Kasus paling menonjol di bidang ini adalah penangkapan bos Telegram, Pavel Durov, di Prancis, yang dituduh memfasilitasi kegiatan kriminal di platform perpesanan tersebut. Namun, penangkapan yang konon bermuatan politis ini dilakukan secara rahasia. Penangkapan ini tidak seperti kasus hukum publik terhadap jejaring sosial atau perusahaan biasa. Bahkan, Telegram belum pernah dijatuhi hukuman terkait kegiatan kriminal di platform tersebut, meskipun PBB merilis laporan pada Oktober 2024 yang menyatakan bahwa platform tersebut merupakan alat bagi geng kriminal untuk melakukan transaksi ilegal.
Dunia masih berjuang mengatasi masalah berita palsu, misinformasi, dan penipuan di platform media sosial. Foto ilustrasi: IJNET
Jadi, bahkan dengan aktivitas ilegal yang nyata seperti itu, jika penanganan platform media sosial atau berbagi komunitas tidak dapat dilakukan, jelaslah bahwa pengendalian konten yang beracun, berita palsu, dan misinformasi masih sangat jauh.
Jadi, platform-platform tersebut bukan hanya tidak takut, tetapi mereka semakin menunjukkan tanda-tanda "bertindak sendiri", mendorong informasi kontroversial, sensasional, tidak masuk akal, atau beracun untuk menarik pemirsa, melalui algoritma mereka yang semakin canggih. Patut dicatat bahwa Big Tech juga siap menekan atau menantang setiap langkah untuk menghukum mereka terkait masalah ini. Miliarder Elon Musk, pemilik jejaring sosial X, pada September 2024 menyatakan penolakannya terhadap undang-undang baru Australia yang mengusulkan denda bagi perusahaan media sosial jika mereka gagal mencegah misinformasi daring.
Berdasarkan RUU tersebut, yang masih berlaku di Australia, platform internet dapat didenda hingga 5% dari pendapatan global mereka karena menyebarkan misinformasi.
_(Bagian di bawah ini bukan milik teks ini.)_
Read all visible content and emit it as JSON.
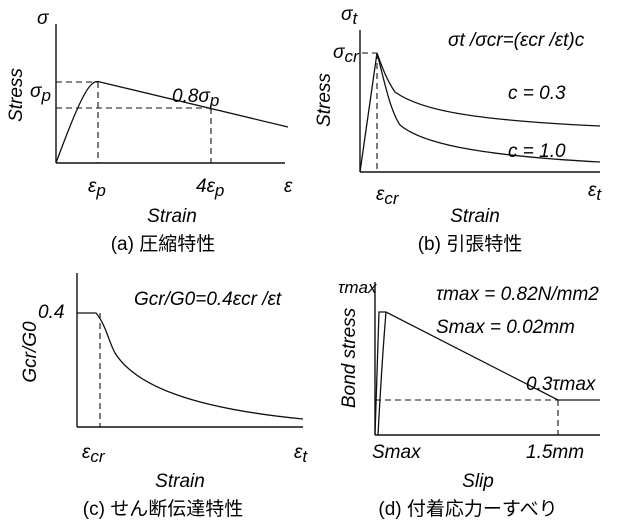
{
  "panel_a": {
    "y_symbol": "σ",
    "y_label": "Stress",
    "peak_label_base": "σ",
    "peak_label_sub": "p",
    "residual_label": "0.8σ",
    "residual_label_sub": "p",
    "x_peak_base": "ε",
    "x_peak_sub": "p",
    "x_four_base": "4ε",
    "x_four_sub": "p",
    "x_symbol": "ε",
    "x_label": "Strain",
    "caption": "(a)  圧縮特性"
  },
  "panel_b": {
    "y_symbol_base": "σ",
    "y_symbol_sub": "t",
    "formula": "σt /σcr=(εcr /εt)c",
    "y_label": "Stress",
    "peak_base": "σ",
    "peak_sub": "cr",
    "curve1_label": "c = 0.3",
    "curve2_label": "c = 1.0",
    "x_peak_base": "ε",
    "x_peak_sub": "cr",
    "x_symbol_base": "ε",
    "x_symbol_sub": "t",
    "x_label": "Strain",
    "caption": "(b)  引張特性"
  },
  "panel_c": {
    "y_label": "Gcr/G0",
    "peak_value": "0.4",
    "formula": "Gcr/G0=0.4εcr /εt",
    "x_peak_base": "ε",
    "x_peak_sub": "cr",
    "x_symbol_base": "ε",
    "x_symbol_sub": "t",
    "x_label": "Strain",
    "caption": "(c)  せん断伝達特性"
  },
  "panel_d": {
    "y_label": "Bond stress",
    "y_symbol": "τmax",
    "tau_max_text": "τmax = 0.82N/mm2",
    "s_max_text": "Smax = 0.02mm",
    "residual_label": "0.3τmax",
    "x_smax": "Smax",
    "x_end": "1.5mm",
    "x_label": "Slip",
    "caption": "(d)  付着応力ーすべり"
  }
}
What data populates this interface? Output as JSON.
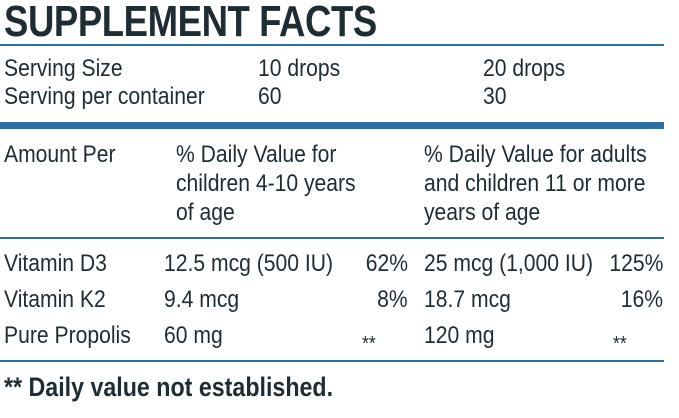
{
  "title": "SUPPLEMENT FACTS",
  "serving": {
    "size_label": "Serving Size",
    "size_children": "10 drops",
    "size_adults": "20 drops",
    "per_container_label": "Serving per container",
    "per_container_children": "60",
    "per_container_adults": "30"
  },
  "header": {
    "amount_per": "Amount Per",
    "children_line1": "% Daily Value for",
    "children_line2": "children 4-10 years",
    "children_line3": "of age",
    "adults_line1": "% Daily Value for adults",
    "adults_line2": "and children 11 or more",
    "adults_line3": "years of age"
  },
  "nutrients": [
    {
      "name": "Vitamin D3",
      "children_amount": "12.5 mcg (500 IU)",
      "children_dv": "62%",
      "adults_amount": "25 mcg (1,000 IU)",
      "adults_dv": "125%"
    },
    {
      "name": "Vitamin K2",
      "children_amount": "9.4 mcg",
      "children_dv": "8%",
      "adults_amount": "18.7 mcg",
      "adults_dv": "16%"
    },
    {
      "name": "Pure Propolis",
      "children_amount": "60 mg",
      "children_dv": "**",
      "adults_amount": "120 mg",
      "adults_dv": "**"
    }
  ],
  "footnote": "** Daily value not established.",
  "colors": {
    "rule": "#2b6fa3",
    "text": "#1e2c34"
  }
}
Platform teknologi besar lainnya seperti Google dan Meta juga telah menyatakan kekhawatiran dan menentang RUU Australia yang baru. Perlu dicatat bahwa ini juga merupakan RUU langka di dunia yang menyebutkan denda bagi jejaring sosial karena menyebarkan misinformasi, berita palsu, dan aktivitas penipuan.
Jika kita melihat dunia media dan jurnalisme tradisional, paradoks itu sulit diterima. Semua orang tahu bahwa jika sebuah surat kabar atau stasiun televisi melakukan kesalahan profesional sekecil apa pun, apalagi memberikan informasi palsu atau ilegal, seluruh lembaga tersebut dapat dihukum berat. Setidaknya para pembaca akan berpaling, bukan hanya reporter atau editor yang memberikan informasi tersebut yang akan dimintai pertanggungjawaban.
“Pandemi global” semakin tidak terkendali
Dapat dikatakan bahwa masalah misinformasi, berita palsu, berita negatif, dan penipuan lebih serius daripada perang atau pandemi apa pun, karena dapat memengaruhi seluruh generasi di seluruh dunia, terutama kaum muda. Sudah terlalu banyak penelitian yang menunjukkan bagaimana jejaring sosial, terutama fitur video pendek yang adiktif seperti Facebook, TikTok, atau Google, memiliki dampak buruk terhadap kesehatan fisik dan mental anak-anak.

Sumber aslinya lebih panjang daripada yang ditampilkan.